Single by Karizma (musician)

from the album The Deadpool EP
- Released: April 24, 2017
- Recorded: February 2016
- Genre: Electronica; House music;
- Length: 4:52
- Label: Lumberjacks In Hell
- Producer(s): Karizma (musician)

= Work It Out (Karizma song) =

"Work It Out" is a song by American DJ and Producer, Karizma (musician). It was released on April 24, 2017 by Lumberjacks In Hell as the lead single from the album The Deadpool EP.

The song immediately became a hit played by International DJs at most of the summer dance music events and festivals, is well received by dancers and in the fashion industry being, is featured in the fashion shows.
It was also well received by music critics, many of whom complimented its sample of the Gospel classic “Jesus Can Work It Out", which was recorded by several artists and choirs, but the most popular version was recorded by Dr. Charles G. Hayes and the Cosmopolitan Church of Prayer Choir.

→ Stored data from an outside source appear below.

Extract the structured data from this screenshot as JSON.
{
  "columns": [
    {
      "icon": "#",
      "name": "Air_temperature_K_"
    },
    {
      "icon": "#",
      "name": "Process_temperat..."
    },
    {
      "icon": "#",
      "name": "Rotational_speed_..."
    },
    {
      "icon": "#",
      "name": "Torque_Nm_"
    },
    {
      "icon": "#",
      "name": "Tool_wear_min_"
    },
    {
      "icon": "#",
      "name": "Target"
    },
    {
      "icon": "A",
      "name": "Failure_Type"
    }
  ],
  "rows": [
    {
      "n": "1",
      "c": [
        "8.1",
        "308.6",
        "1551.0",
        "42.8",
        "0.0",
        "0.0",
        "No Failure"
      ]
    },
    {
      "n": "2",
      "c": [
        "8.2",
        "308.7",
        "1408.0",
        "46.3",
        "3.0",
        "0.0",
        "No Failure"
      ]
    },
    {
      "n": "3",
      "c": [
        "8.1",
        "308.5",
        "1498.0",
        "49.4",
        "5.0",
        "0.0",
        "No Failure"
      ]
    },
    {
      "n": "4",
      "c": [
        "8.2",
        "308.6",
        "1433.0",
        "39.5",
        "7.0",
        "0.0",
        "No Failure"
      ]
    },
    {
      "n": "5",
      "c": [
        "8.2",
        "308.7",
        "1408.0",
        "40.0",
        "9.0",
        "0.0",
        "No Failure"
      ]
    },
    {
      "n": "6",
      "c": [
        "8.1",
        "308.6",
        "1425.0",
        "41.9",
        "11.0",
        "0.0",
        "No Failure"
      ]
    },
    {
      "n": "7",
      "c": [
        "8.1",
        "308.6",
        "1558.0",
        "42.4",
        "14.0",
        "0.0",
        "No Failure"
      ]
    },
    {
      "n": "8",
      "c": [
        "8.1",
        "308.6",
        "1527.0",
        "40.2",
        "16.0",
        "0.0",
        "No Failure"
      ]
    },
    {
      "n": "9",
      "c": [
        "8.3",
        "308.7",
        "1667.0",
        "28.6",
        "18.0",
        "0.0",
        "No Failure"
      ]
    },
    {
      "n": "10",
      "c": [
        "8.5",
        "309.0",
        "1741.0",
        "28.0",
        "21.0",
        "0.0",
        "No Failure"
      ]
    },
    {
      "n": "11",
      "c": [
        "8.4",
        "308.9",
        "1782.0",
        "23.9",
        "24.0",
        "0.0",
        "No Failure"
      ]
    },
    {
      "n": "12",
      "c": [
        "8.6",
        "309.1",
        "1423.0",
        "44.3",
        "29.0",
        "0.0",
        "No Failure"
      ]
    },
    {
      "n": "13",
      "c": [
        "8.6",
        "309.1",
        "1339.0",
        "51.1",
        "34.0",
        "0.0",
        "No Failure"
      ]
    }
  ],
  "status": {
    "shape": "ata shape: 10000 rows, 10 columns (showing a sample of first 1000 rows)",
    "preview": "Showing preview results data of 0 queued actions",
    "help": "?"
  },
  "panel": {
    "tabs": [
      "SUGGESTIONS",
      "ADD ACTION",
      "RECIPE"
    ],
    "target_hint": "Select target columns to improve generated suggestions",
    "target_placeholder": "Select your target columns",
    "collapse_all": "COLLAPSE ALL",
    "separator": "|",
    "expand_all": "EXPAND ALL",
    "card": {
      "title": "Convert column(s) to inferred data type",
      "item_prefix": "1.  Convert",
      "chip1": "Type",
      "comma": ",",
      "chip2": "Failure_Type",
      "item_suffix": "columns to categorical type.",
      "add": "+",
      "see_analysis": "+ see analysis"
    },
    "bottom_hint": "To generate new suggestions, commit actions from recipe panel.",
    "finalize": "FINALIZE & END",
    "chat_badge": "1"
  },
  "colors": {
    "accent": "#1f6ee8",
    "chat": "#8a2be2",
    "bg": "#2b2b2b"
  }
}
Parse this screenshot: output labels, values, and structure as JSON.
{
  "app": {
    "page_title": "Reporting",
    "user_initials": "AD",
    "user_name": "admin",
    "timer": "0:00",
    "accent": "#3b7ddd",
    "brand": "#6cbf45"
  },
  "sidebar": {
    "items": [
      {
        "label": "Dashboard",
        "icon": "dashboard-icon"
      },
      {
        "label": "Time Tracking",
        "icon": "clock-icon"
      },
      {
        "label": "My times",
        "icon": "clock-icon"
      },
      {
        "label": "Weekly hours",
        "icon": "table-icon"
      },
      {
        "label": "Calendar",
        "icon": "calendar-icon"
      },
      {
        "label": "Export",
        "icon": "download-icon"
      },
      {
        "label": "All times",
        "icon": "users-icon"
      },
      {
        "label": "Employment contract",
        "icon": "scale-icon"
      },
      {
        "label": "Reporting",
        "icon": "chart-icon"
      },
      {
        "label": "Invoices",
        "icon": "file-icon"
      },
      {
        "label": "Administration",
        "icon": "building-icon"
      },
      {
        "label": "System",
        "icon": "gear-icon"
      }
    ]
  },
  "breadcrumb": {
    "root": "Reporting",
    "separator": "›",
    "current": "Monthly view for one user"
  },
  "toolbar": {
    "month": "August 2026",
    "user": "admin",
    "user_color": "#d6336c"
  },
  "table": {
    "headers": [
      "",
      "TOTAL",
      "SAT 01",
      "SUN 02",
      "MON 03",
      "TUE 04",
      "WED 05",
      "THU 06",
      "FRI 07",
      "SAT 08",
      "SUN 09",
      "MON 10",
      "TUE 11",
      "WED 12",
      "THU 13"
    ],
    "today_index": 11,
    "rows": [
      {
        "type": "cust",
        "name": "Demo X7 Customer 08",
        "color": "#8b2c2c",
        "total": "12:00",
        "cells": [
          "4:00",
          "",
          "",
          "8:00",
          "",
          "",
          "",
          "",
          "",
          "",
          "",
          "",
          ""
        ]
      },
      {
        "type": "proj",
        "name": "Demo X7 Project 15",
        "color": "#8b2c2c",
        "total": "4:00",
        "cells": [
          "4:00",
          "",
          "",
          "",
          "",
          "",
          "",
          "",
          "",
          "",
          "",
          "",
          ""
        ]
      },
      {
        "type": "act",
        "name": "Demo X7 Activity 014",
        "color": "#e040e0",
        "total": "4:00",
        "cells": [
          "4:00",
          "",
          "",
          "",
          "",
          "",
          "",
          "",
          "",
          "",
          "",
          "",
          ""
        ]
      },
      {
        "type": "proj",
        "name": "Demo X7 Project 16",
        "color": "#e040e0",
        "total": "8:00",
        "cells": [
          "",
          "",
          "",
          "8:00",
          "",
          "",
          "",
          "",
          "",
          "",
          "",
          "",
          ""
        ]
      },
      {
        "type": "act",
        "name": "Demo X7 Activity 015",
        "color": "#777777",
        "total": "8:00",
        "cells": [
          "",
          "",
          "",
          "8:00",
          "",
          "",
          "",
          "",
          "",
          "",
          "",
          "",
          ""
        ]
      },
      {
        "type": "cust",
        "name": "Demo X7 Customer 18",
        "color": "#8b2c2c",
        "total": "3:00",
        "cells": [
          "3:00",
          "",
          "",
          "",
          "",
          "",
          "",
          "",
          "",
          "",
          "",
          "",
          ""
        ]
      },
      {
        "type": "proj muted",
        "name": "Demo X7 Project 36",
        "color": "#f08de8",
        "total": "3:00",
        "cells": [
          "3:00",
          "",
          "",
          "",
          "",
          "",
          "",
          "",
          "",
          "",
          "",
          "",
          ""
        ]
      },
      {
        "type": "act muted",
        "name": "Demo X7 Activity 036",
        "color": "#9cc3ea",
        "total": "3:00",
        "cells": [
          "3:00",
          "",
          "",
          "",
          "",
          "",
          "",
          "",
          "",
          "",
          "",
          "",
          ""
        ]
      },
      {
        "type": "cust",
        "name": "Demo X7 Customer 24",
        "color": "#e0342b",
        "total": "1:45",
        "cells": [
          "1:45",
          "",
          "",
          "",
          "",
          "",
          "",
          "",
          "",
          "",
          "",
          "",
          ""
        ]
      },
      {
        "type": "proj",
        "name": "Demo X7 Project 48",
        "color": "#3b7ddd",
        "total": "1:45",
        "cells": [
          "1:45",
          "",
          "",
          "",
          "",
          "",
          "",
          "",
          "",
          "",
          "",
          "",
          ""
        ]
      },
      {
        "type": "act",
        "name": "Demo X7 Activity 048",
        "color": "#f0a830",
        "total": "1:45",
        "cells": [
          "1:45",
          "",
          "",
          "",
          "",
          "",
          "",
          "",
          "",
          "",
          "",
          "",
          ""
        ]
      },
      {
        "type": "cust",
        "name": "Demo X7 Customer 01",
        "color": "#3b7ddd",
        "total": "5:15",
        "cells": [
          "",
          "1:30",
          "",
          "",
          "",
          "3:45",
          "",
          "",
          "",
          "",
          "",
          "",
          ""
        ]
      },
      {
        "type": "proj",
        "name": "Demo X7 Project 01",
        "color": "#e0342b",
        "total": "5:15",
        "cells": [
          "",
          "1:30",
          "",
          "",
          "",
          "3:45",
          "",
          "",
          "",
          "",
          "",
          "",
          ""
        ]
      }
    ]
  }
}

In November 2017, the song was chosen for global digital and tv campaigns for Google Chromebook.
The song was highlighted as the second top Shazam’d songs from commercials for the week of November 6–12 by Clio.com showcasing the power of pairing the right tune with the right ad, ranking higher than Taylor Swift’s “Look What You Made Me Do”.

==Commercial==
The song was chosen for global digital and tv campaigns for Google Chromebook.